Solve the problem with idiomatic python¶
class Solution:
def threeSum(self, nums: list[int]) -> list[list[int]]:
nums.sort()
res: list[list[int]] = []
n = len(nums)
for i in range(n - 2):
# Same anchor value would generate duplicate triplets.
if i > 0 and nums[i] == nums[i - 1]:
continue
# Since array is sorted, if anchor is already > 0, sum cannot be 0.
if nums[i] > 0:
break
left, right = i + 1, n - 1
while left < right:
s = nums[i] + nums[left] + nums[right]
if s < 0:
left += 1
elif s > 0:
right -= 1
else:
res.append([nums[i], nums[left], nums[right]])
left += 1
right -= 1
# Skip duplicate second values.
while left < right and nums[left] == nums[left - 1]:
left += 1
# Skip duplicate third values.
while left < right and nums[right] == nums[right + 1]:
right -= 1
return res
Pytest test¶
import pytest
def normalize(triplets: list[list[int]]) -> list[tuple[int, int, int]]:
return sorted(tuple(sorted(t)) for t in triplets)
@pytest.mark.parametrize(
("nums", "expected"),
[
([-1, 0, 1, 2, -1, -4], [[-1, -1, 2], [-1, 0, 1]]),
([0, 1, 1], []),
([0, 0, 0], [[0, 0, 0]]),
([0, 0, 0, 0], [[0, 0, 0]]),
([-2, 0, 0, 2, 2], [[-2, 0, 2]]),
([-1, -1, -1, 2, 2], [[-1, -1, 2]]),
([-2, -1, 0, 1, 2, 3], [[-2, -1, 3], [-2, 0, 2], [-1, 0, 1]]),
([1, 2, -2, -1], []),
],
)
def test_three_sum(nums, expected):
assert normalize(Solution().threeSum(nums)) == normalize(expected)
Comment my solution¶
Your solution is correct in idea but too expensive.
- You scan all pairs \((i, j)\).
- For each pair, you may scan many candidate
k. - Then
triplet not in tripletsis another linear scan. - Sorting each found triplet also adds repeated extra work.
So the practical cost becomes much worse than \(O(n^2)\), which is why it times out.
Good parts:
- You correctly reduced the condition to
nums[k] = -(nums[i] + nums[j]). - You correctly enforced distinct indices.
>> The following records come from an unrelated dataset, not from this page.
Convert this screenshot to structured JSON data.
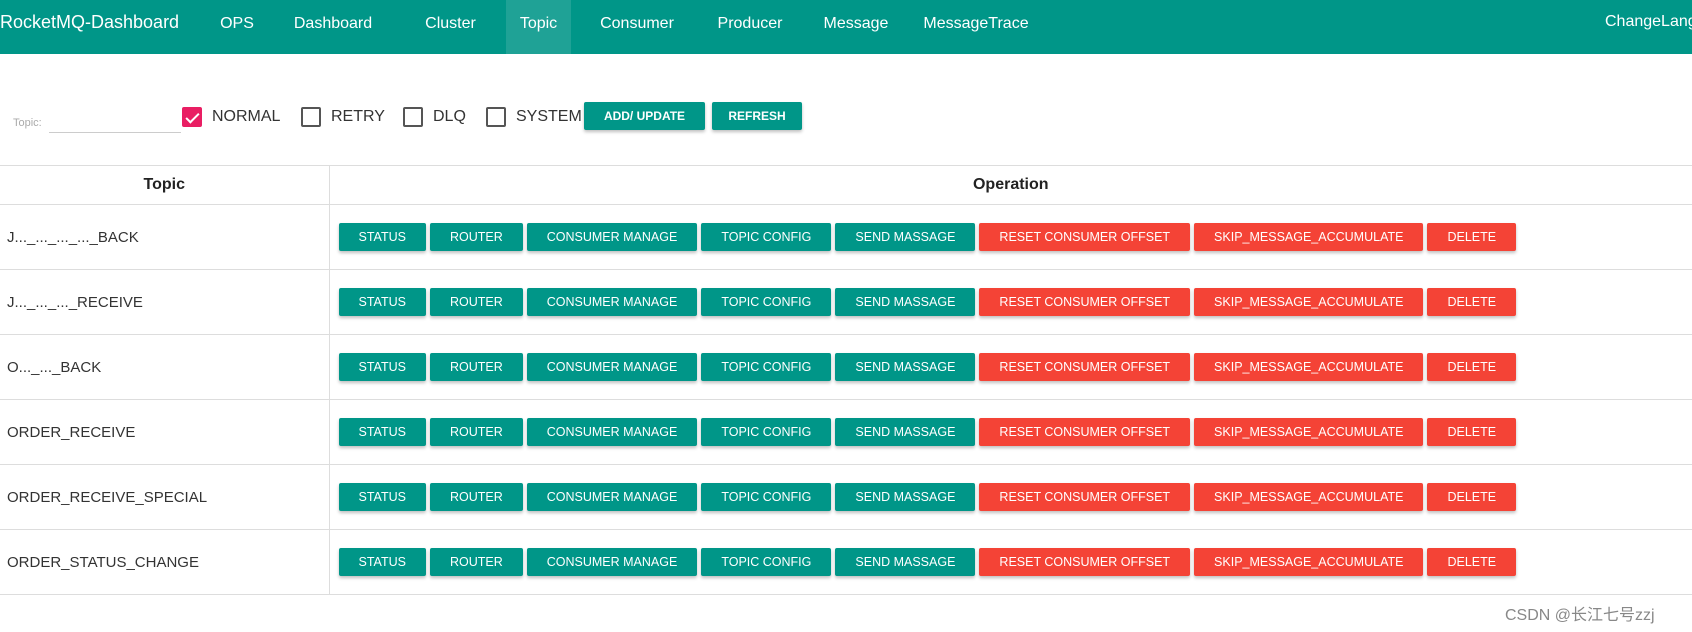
{
  "header": {
    "brand": "RocketMQ-Dashboard",
    "nav": [
      {
        "label": "OPS",
        "active": false
      },
      {
        "label": "Dashboard",
        "active": false
      },
      {
        "label": "Cluster",
        "active": false
      },
      {
        "label": "Topic",
        "active": true
      },
      {
        "label": "Consumer",
        "active": false
      },
      {
        "label": "Producer",
        "active": false
      },
      {
        "label": "Message",
        "active": false
      },
      {
        "label": "MessageTrace",
        "active": false
      }
    ],
    "change_lang": "ChangeLang"
  },
  "filter": {
    "topic_label": "Topic:",
    "topic_value": "",
    "checkboxes": [
      {
        "label": "NORMAL",
        "checked": true
      },
      {
        "label": "RETRY",
        "checked": false
      },
      {
        "label": "DLQ",
        "checked": false
      },
      {
        "label": "SYSTEM",
        "checked": false
      }
    ],
    "add_update_label": "ADD/ UPDATE",
    "refresh_label": "REFRESH"
  },
  "table": {
    "headers": {
      "topic": "Topic",
      "operation": "Operation"
    },
    "operations": [
      {
        "label": "STATUS",
        "color": "teal"
      },
      {
        "label": "ROUTER",
        "color": "teal"
      },
      {
        "label": "CONSUMER MANAGE",
        "color": "teal"
      },
      {
        "label": "TOPIC CONFIG",
        "color": "teal"
      },
      {
        "label": "SEND MASSAGE",
        "color": "teal"
      },
      {
        "label": "RESET CONSUMER OFFSET",
        "color": "red"
      },
      {
        "label": "SKIP_MESSAGE_ACCUMULATE",
        "color": "red"
      },
      {
        "label": "DELETE",
        "color": "red"
      }
    ],
    "rows": [
      {
        "topic": "J..._..._..._..._BACK"
      },
      {
        "topic": "J..._..._..._RECEIVE"
      },
      {
        "topic": "O..._..._BACK"
      },
      {
        "topic": "ORDER_RECEIVE"
      },
      {
        "topic": "ORDER_RECEIVE_SPECIAL"
      },
      {
        "topic": "ORDER_STATUS_CHANGE"
      }
    ]
  },
  "watermark": "CSDN @长江七号zzj",
  "colors": {
    "primary": "#009688",
    "danger": "#f44336",
    "checkbox_checked": "#e91e63"
  }
}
- You correctly normalized triplets before deduplicating.
Main interview improvement:
- Replace hash-of-indices plus result-membership checks with sorted array + two pointers.
- That gives clean duplicate handling and the expected \(O(n^2)\) time.
# Works
# But refused on LeetCode: Time Limit Exceeded
class Solution:
def threeSum(self, nums: list[int]) -> list[list[int]]:
# one pass to do reverse hash
nums_to_index = {}
for i,num in enumerate(nums):
if num in nums_to_index:
nums_to_index[num].append(i)
else:
nums_to_index[num] = [i]
# nums[i] + nums[j] + nums[k] == 0
# <=>
# -(nums[i] + nums[j]) == nums[k]
# We scan each pair (i, j) with i < j
# and look for -(nums[i] + nums[j]) in nums_to_index
triplets = []
n = len(nums)
for i in range(n):
for j in range(i + 1, n):
num = -(nums[i] + nums[j])
if num in nums_to_index:
for k in nums_to_index[num]:
if k != i and k != j:
triplet = sorted([nums[i],nums[j],nums[k]])
if triplet not in triplets:
triplets.append(triplet)
return triplets
Extra¶
Complexity¶
The outer loop runs \(O(n)\) times.
For each i, the inner two-pointer scan is \(O(n)\).
So total is \(O(n) \times O(n) = O(n^2)\)
Then include sorting \(O(n \log n) + O(n^2) = O(n^2)\) because \(O(n^2)\) dominates \(O(n \log n)\).